What if I have a multiplication:

S={(x,y,z) E R^3 l xy =0}.
To prove that this is a subspace (or not a subspace), the only way I know to do so is by assuming a value for x, y and z before checking if it's closed under scalar mutiplication adn addition.
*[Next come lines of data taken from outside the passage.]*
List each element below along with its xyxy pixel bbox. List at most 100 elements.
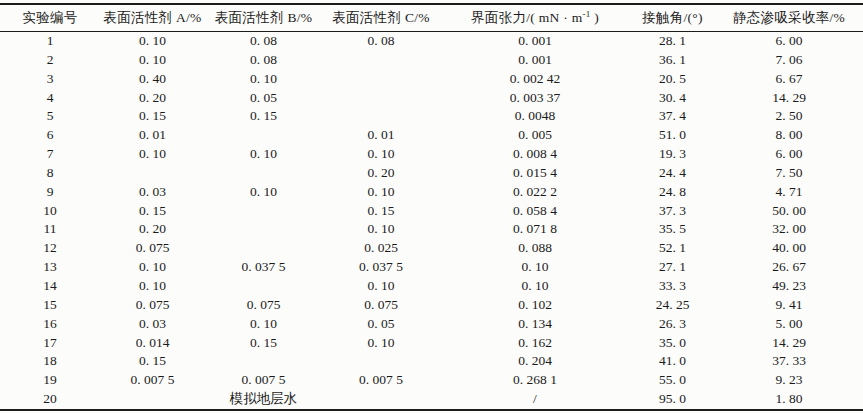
cell-ift: 0. 058 4 (440, 202, 630, 221)
cell-ift: 0. 134 (440, 315, 630, 334)
cell-exp-no: 20 (0, 390, 100, 410)
cell-surfactant-a: 0. 03 (100, 183, 205, 202)
cell-ift: 0. 002 42 (440, 70, 630, 89)
cell-exp-no: 1 (0, 32, 100, 51)
table-row: 90. 030. 100. 100. 022 224. 84. 71 (0, 183, 863, 202)
cell-contact-angle: 28. 1 (630, 32, 715, 51)
cell-recovery: 1. 80 (715, 390, 863, 410)
cell-surfactant-b: 0. 08 (205, 51, 322, 70)
cell-recovery: 6. 00 (715, 145, 863, 164)
cell-ift: 0. 0048 (440, 107, 630, 126)
table-row: 30. 400. 100. 002 4220. 56. 67 (0, 70, 863, 89)
cell-exp-no: 14 (0, 277, 100, 296)
cell-surfactant-b: 0. 075 (205, 296, 322, 315)
cell-surfactant-c: 0. 037 5 (322, 258, 440, 277)
cell-ift: 0. 088 (440, 239, 630, 258)
cell-recovery: 49. 23 (715, 277, 863, 296)
cell-contact-angle: 33. 3 (630, 277, 715, 296)
cell-recovery: 6. 67 (715, 70, 863, 89)
cell-contact-angle: 27. 1 (630, 258, 715, 277)
cell-surfactant-c (322, 89, 440, 108)
cell-contact-angle: 24. 4 (630, 164, 715, 183)
cell-ift: 0. 008 4 (440, 145, 630, 164)
cell-surfactant-a: 0. 10 (100, 145, 205, 164)
table-body: 10. 100. 080. 080. 00128. 16. 0020. 100.… (0, 32, 863, 410)
cell-exp-no: 3 (0, 70, 100, 89)
cell-ift: 0. 001 (440, 32, 630, 51)
cell-surfactant-a: 0. 075 (100, 296, 205, 315)
cell-contact-angle: 52. 1 (630, 239, 715, 258)
cell-exp-no: 6 (0, 126, 100, 145)
cell-ift: 0. 204 (440, 352, 630, 371)
table-row: 160. 030. 100. 050. 13426. 35. 00 (0, 315, 863, 334)
col-header-contact-angle: 接触角/(°) (630, 4, 715, 32)
cell-exp-no: 12 (0, 239, 100, 258)
cell-contact-angle: 26. 3 (630, 315, 715, 334)
table-row: 20模拟地层水/95. 01. 80 (0, 390, 863, 410)
cell-surfactant-b: 0. 007 5 (205, 371, 322, 390)
table-row: 140. 100. 100. 1033. 349. 23 (0, 277, 863, 296)
cell-surfactant-a: 0. 014 (100, 334, 205, 353)
cell-recovery: 2. 50 (715, 107, 863, 126)
cell-surfactant-b: 0. 10 (205, 183, 322, 202)
cell-contact-angle: 36. 1 (630, 51, 715, 70)
cell-recovery: 7. 06 (715, 51, 863, 70)
table-row: 110. 200. 100. 071 835. 532. 00 (0, 220, 863, 239)
cell-surfactant-a: 0. 20 (100, 220, 205, 239)
cell-surfactant-a (100, 390, 205, 410)
cell-surfactant-a: 0. 15 (100, 352, 205, 371)
table-row: 130. 100. 037 50. 037 50. 1027. 126. 67 (0, 258, 863, 277)
col-header-ift: 界面张力/( mN · m-1 ) (440, 4, 630, 32)
cell-ift: 0. 015 4 (440, 164, 630, 183)
cell-ift: 0. 003 37 (440, 89, 630, 108)
cell-surfactant-b: 0. 10 (205, 145, 322, 164)
cell-contact-angle: 24. 25 (630, 296, 715, 315)
cell-contact-angle: 35. 0 (630, 334, 715, 353)
cell-surfactant-c (322, 352, 440, 371)
cell-surfactant-a: 0. 20 (100, 89, 205, 108)
cell-recovery: 6. 00 (715, 32, 863, 51)
cell-surfactant-c: 0. 20 (322, 164, 440, 183)
cell-exp-no: 2 (0, 51, 100, 70)
cell-surfactant-c: 0. 01 (322, 126, 440, 145)
cell-exp-no: 9 (0, 183, 100, 202)
col-header-surfactant-a: 表面活性剂 A/% (100, 4, 205, 32)
cell-ift: 0. 102 (440, 296, 630, 315)
table-header: 实验编号 表面活性剂 A/% 表面活性剂 B/% 表面活性剂 C/% 界面张力/… (0, 4, 863, 32)
cell-exp-no: 5 (0, 107, 100, 126)
cell-ift: 0. 022 2 (440, 183, 630, 202)
cell-recovery: 40. 00 (715, 239, 863, 258)
cell-surfactant-b: 0. 15 (205, 334, 322, 353)
ift-unit-exponent: -1 (582, 9, 590, 19)
cell-surfactant-a: 0. 15 (100, 107, 205, 126)
cell-exp-no: 13 (0, 258, 100, 277)
cell-ift: 0. 001 (440, 51, 630, 70)
cell-surfactant-a: 0. 10 (100, 258, 205, 277)
cell-surfactant-c: 0. 10 (322, 145, 440, 164)
cell-contact-angle: 37. 4 (630, 107, 715, 126)
table-row: 20. 100. 080. 00136. 17. 06 (0, 51, 863, 70)
cell-surfactant-b (205, 352, 322, 371)
cell-recovery: 8. 00 (715, 126, 863, 145)
cell-surfactant-c (322, 390, 440, 410)
cell-surfactant-b (205, 239, 322, 258)
cell-exp-no: 4 (0, 89, 100, 108)
cell-ift: 0. 005 (440, 126, 630, 145)
cell-surfactant-a (100, 164, 205, 183)
scanned-paper-table-region: 实验编号 表面活性剂 A/% 表面活性剂 B/% 表面活性剂 C/% 界面张力/… (0, 0, 863, 411)
cell-contact-angle: 41. 0 (630, 352, 715, 371)
cell-surfactant-b (205, 164, 322, 183)
cell-recovery: 14. 29 (715, 334, 863, 353)
cell-surfactant-c: 0. 025 (322, 239, 440, 258)
cell-recovery: 5. 00 (715, 315, 863, 334)
cell-exp-no: 10 (0, 202, 100, 221)
cell-surfactant-b (205, 126, 322, 145)
cell-contact-angle: 20. 5 (630, 70, 715, 89)
cell-recovery: 14. 29 (715, 89, 863, 108)
cell-recovery: 50. 00 (715, 202, 863, 221)
cell-contact-angle: 95. 0 (630, 390, 715, 410)
cell-surfactant-b: 0. 05 (205, 89, 322, 108)
table-row: 10. 100. 080. 080. 00128. 16. 00 (0, 32, 863, 51)
cell-exp-no: 18 (0, 352, 100, 371)
col-header-recovery: 静态渗吸采收率/% (715, 4, 863, 32)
Is there another way?

You can use $$a=(a_1,a_2,a_3), b=(b_1,b_2,b_3)$$ and since either x or y must be 0 to satisfy your condition of xy=0, you can have the condition that either $$a_1$$ or $$a_2$$ must be zero, and similarly for $$b_1$$ and $$b_2$$. Then show that a and b are closed under scalar addition and multiplication, and you have proofed it for all of the values in the subspace

quasar987
Homework Helper
Gold Member
jackdamack10 said:
Ok thanks.

What if I have a multiplication:

S={(x,y,z) E R^3 l xy =0}.
To prove that this is a subspace (or not a subspace), the only way I know to do so is by assuming a value for x, y and z before checking if it's closed under scalar mutiplication adn addition. Is there another way?
You must never assume a particular value of (x,y,z). You must always work your ways through the 3 conditions while assuming the most general form possible for (x,y,z).
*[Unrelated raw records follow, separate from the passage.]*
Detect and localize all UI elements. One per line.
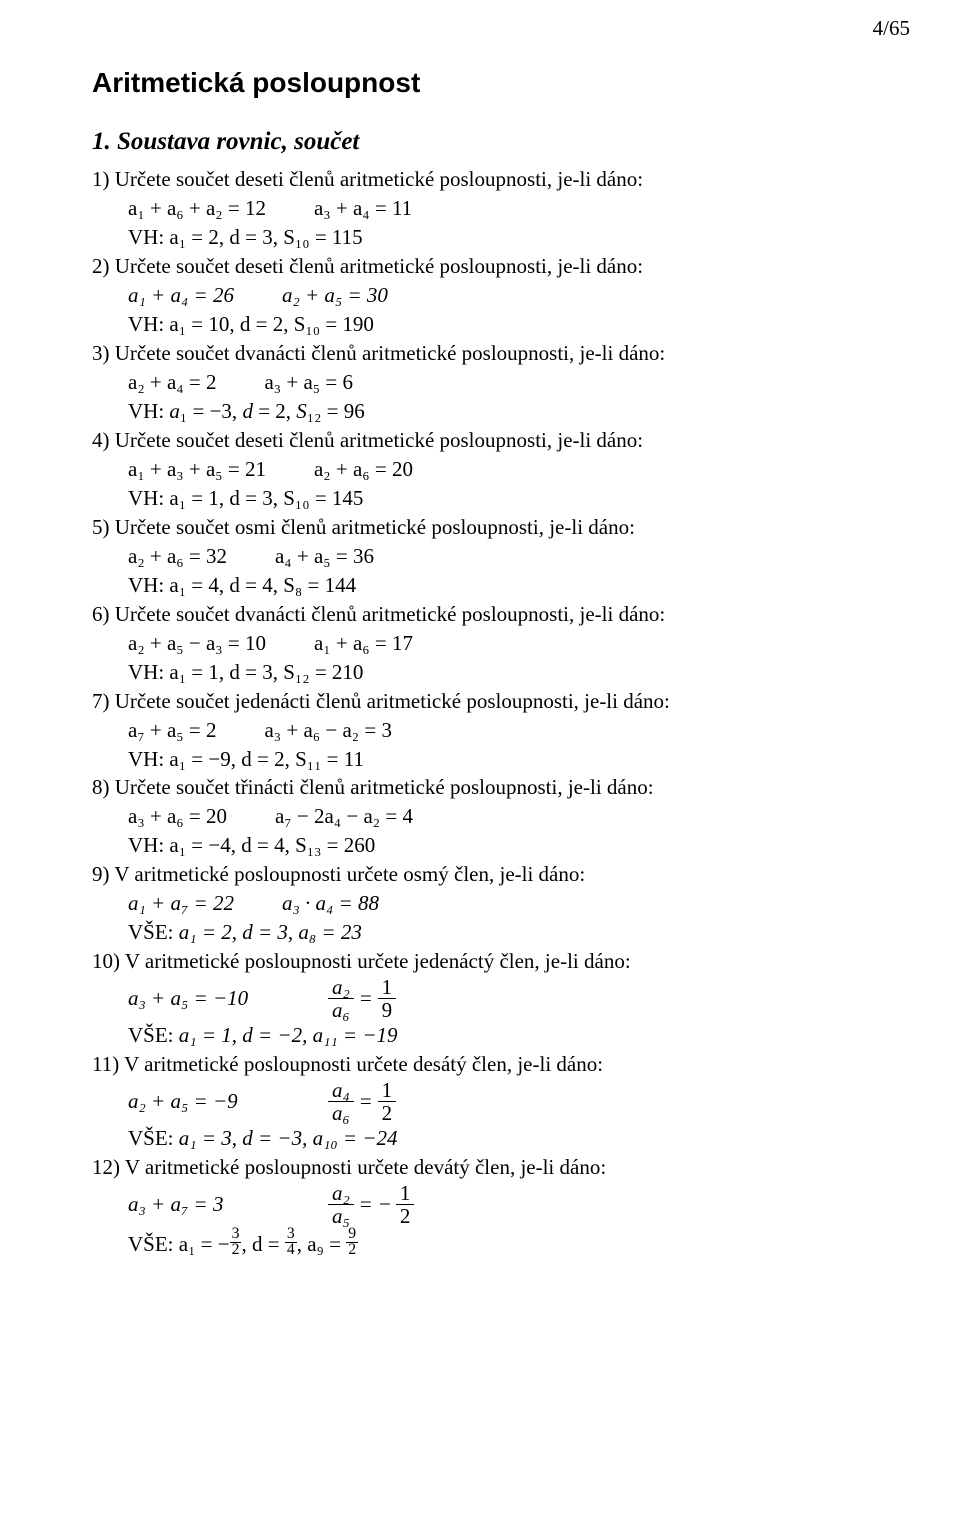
problem-1-vh: VH: a₁ = 2, d = 3, S₁₀ = 115 bbox=[92, 223, 892, 252]
problem-2-vh: VH: a₁ = 10, d = 2, S₁₀ = 190 bbox=[92, 310, 892, 339]
problem-6-eq: a₂ + a₅ − a₃ = 10a₁ + a₆ = 17 bbox=[92, 629, 892, 658]
problem-12: 12) V aritmetické posloupnosti určete de… bbox=[92, 1153, 892, 1182]
problem-12-vh: VŠE: a₁ = −32, d = 34, a₉ = 92 bbox=[92, 1227, 892, 1259]
problem-6-vh: VH: a₁ = 1, d = 3, S₁₂ = 210 bbox=[92, 658, 892, 687]
problem-10-eq: a₃ + a₅ = −10 a₂a₆ = 19 bbox=[92, 976, 892, 1021]
problem-11: 11) V aritmetické posloupnosti určete de… bbox=[92, 1050, 892, 1079]
page-number: 4/65 bbox=[873, 14, 910, 43]
problem-9: 9) V aritmetické posloupnosti určete osm… bbox=[92, 860, 892, 889]
problem-3-eq: a₂ + a₄ = 2a₃ + a₅ = 6 bbox=[92, 368, 892, 397]
problem-5: 5) Určete součet osmi členů aritmetické … bbox=[92, 513, 892, 542]
problem-3-vh: VH: a₁ = −3, d = 2, S₁₂ = 96 bbox=[92, 397, 892, 426]
problem-6: 6) Určete součet dvanácti členů aritmeti… bbox=[92, 600, 892, 629]
problem-5-eq: a₂ + a₆ = 32a₄ + a₅ = 36 bbox=[92, 542, 892, 571]
problem-10: 10) V aritmetické posloupnosti určete je… bbox=[92, 947, 892, 976]
problem-8: 8) Určete součet třinácti členů aritmeti… bbox=[92, 773, 892, 802]
problem-1-eq: a₁ + a₆ + a₂ = 12a₃ + a₄ = 11 bbox=[92, 194, 892, 223]
problem-7: 7) Určete součet jedenácti členů aritmet… bbox=[92, 687, 892, 716]
problem-1: 1) Určete součet deseti členů aritmetick… bbox=[92, 165, 892, 194]
problem-10-vh: VŠE: a₁ = 1, d = −2, a₁₁ = −19 bbox=[92, 1021, 892, 1050]
problem-4-vh: VH: a₁ = 1, d = 3, S₁₀ = 145 bbox=[92, 484, 892, 513]
problem-12-eq: a₃ + a₇ = 3 a₂a₅ = − 12 bbox=[92, 1182, 892, 1227]
problem-8-eq: a₃ + a₆ = 20a₇ − 2a₄ − a₂ = 4 bbox=[92, 802, 892, 831]
problem-9-vh: VŠE: a₁ = 2, d = 3, a₈ = 23 bbox=[92, 918, 892, 947]
problem-2-eq: a₁ + a₄ = 26a₂ + a₅ = 30 bbox=[92, 281, 892, 310]
page-title: Aritmetická posloupnost bbox=[92, 64, 892, 103]
problem-4-eq: a₁ + a₃ + a₅ = 21a₂ + a₆ = 20 bbox=[92, 455, 892, 484]
problem-8-vh: VH: a₁ = −4, d = 4, S₁₃ = 260 bbox=[92, 831, 892, 860]
problem-11-eq: a₂ + a₅ = −9 a₄a₆ = 12 bbox=[92, 1079, 892, 1124]
problem-5-vh: VH: a₁ = 4, d = 4, S₈ = 144 bbox=[92, 571, 892, 600]
problem-3: 3) Určete součet dvanácti členů aritmeti… bbox=[92, 339, 892, 368]
problem-4: 4) Určete součet deseti členů aritmetick… bbox=[92, 426, 892, 455]
problem-9-eq: a₁ + a₇ = 22a₃ · a₄ = 88 bbox=[92, 889, 892, 918]
problem-7-vh: VH: a₁ = −9, d = 2, S₁₁ = 11 bbox=[92, 745, 892, 774]
problem-7-eq: a₇ + a₅ = 2a₃ + a₆ − a₂ = 3 bbox=[92, 716, 892, 745]
section-heading: 1. Soustava rovnic, součet bbox=[92, 125, 892, 160]
problem-2: 2) Určete součet deseti členů aritmetick… bbox=[92, 252, 892, 281]
problem-11-vh: VŠE: a₁ = 3, d = −3, a₁₀ = −24 bbox=[92, 1124, 892, 1153]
First condition: Is (0,0,0) in S? Consider (x=0,y=0,z=0). Then xy=0, so (0,0,0) is in S. *check*

Second condition: Consider two vectors $\vec{u}_1 = (x_1,y_1,z_1)$ and $\vec{u}_2 = (x_2,y_2,z_2)$ in S. Because they are in S, they have the property that $x_1 y_1 = 0$ and $x_2 y_2 = 0$. According to the definition of addition in $\mathbb{R}^3$, we have $\vec{u}_1+\vec{u}_2 = (x_1+x_2,y_1+y_2,z_1+z_2)$. Now the condition: Does $(x_1+x_2)(y_1+y_2)=0$?. Let's see: In view of the "axiom of distributivity" in $\mathbb{R}$, $(x_1+x_2)(y_1+y_2)=x_1y_1+x_1y_2+x_2y_1+x_2y_2$. We know by hypothesis that $x_1y_1 = x_2y_2=0$. But what about the other two terms? It could be that $x_1\neq 0, \ y_1 = 0, \ x_2 = 0, \ y_2 \neq 0$. In this case, $x_1y_1 = 0$ and $x_2y_2 = 0$ are indeed satisfied but $x_1y_2 \neq 0$. Conclusion: $\vec{u}_1+\vec{u}_2 \notin S \ \forall \vec{u}, \ \vec{u}_2 \ \Rightarrow$ S is not a subspace of $\mathbb{R}^3$ because condition 2 (closed under addition) is not met.